"Albany's Premier Food Center"

Empire Food Market 119 Hudson Avenue Albany undated

If you head over to the APL's collection at NY Heritage you can zoom in on the photo very close to read the signs in the window.

We stumbled upon this old Albany photo in the Albany Public Library History Collection online. It's the Empire Food Market that occupied a part of the big Lyon Block building on Hudson Ave that once stood alongside the public market space where the TU Center is now. The date of the photo isn't listed.

That big vertical sign -- "EMPIRE FOOD MARKET" -- caught our eye. Wonder what happened to it.

Empire Food Market was a local supermarket chain founded by Henry Schaffer in Schenectady in the 1920s -- it and would later expand to almost 200 stores around upstate and Western Massachusetts, and Schaffer would sell the chain to Grand Union.

Here's a 1932 full-page ad in the Times Union for the Hudson Ave location -- "Albany's Premier Food Center." (And here's another ad, which mentions Fort Orange Toilet Tissue.)

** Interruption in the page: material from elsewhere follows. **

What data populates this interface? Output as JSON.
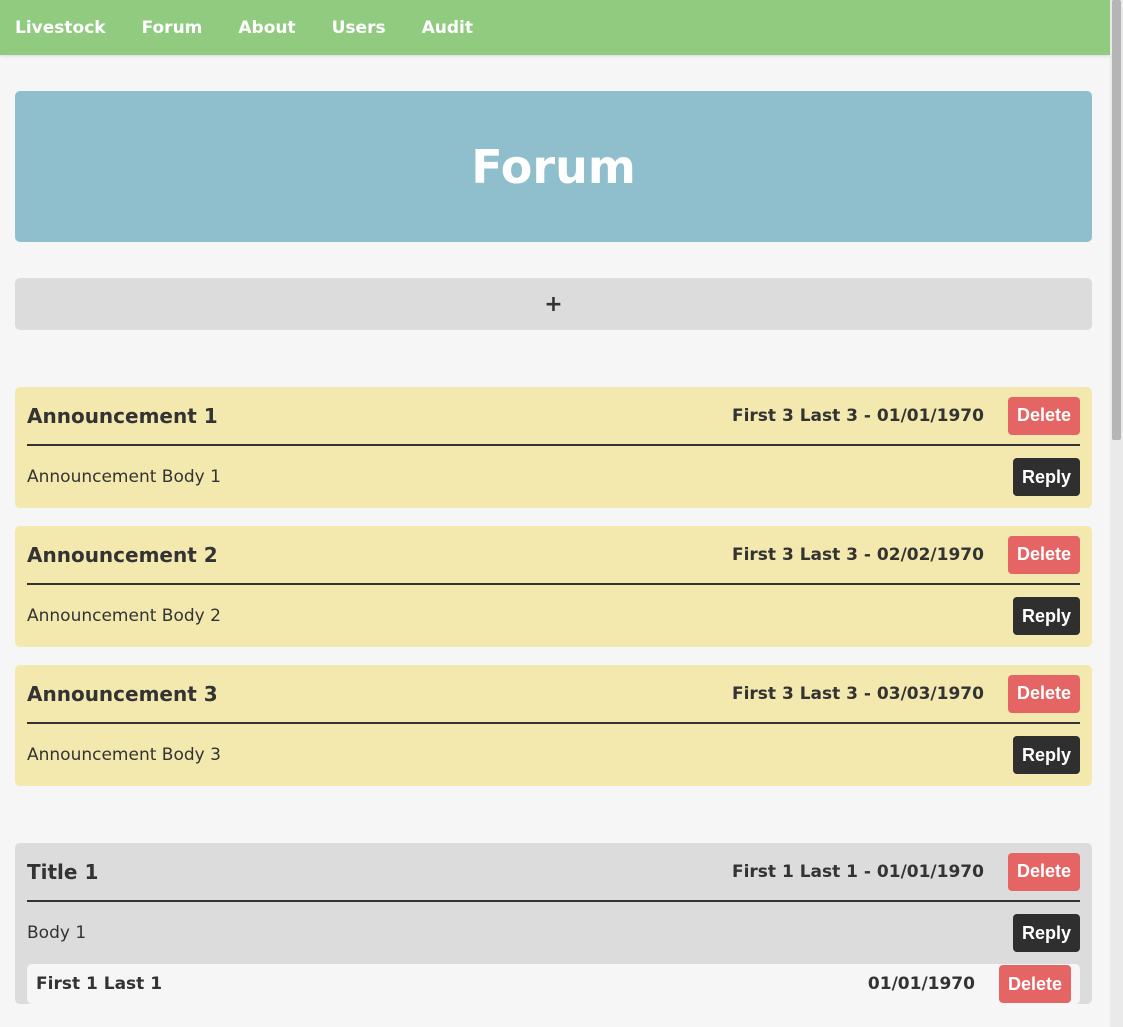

The Albany Muskrat has a post chronicling the history of the open air Albany Public Market area and the Lyons Block building. The building met its end in demolition for the Empire State Plaza project (which, at the time, most people called "The South Mall.")

And over at the Albany Postcard Project, there are cards depicting the old Lyon Block building and the market area.

Comments

So sad. Another example of how Albany was more livable and vibrant 100 years ago than it is today.

Hey, that's one of my photos! :) Well, sort of anyway - I was an intern in the Local History Room at APL last year, and this is one of the photos I digitized. Thanks for the mention of the library's collections! :)

Andrew - you're right. The ESP, SUNY and 787 really screwed this city but good.

Imagine if those three projects had been done right (in the case of 787, not at all).

Residents of any northeastern city of any significance, past or present, have earned the same rational lament as you see here, but Albany is still doing much better than many of those cities. Throughout much of the rest of the country, on the other hand, you have "thriving" cities of blank walls, parking lots, multiple freeways and virtually endless sprawl. Personally, I'd MUCH rather live in pretty much any city in this region, over a thriving car sewer like Atlanta or Phoenix any day.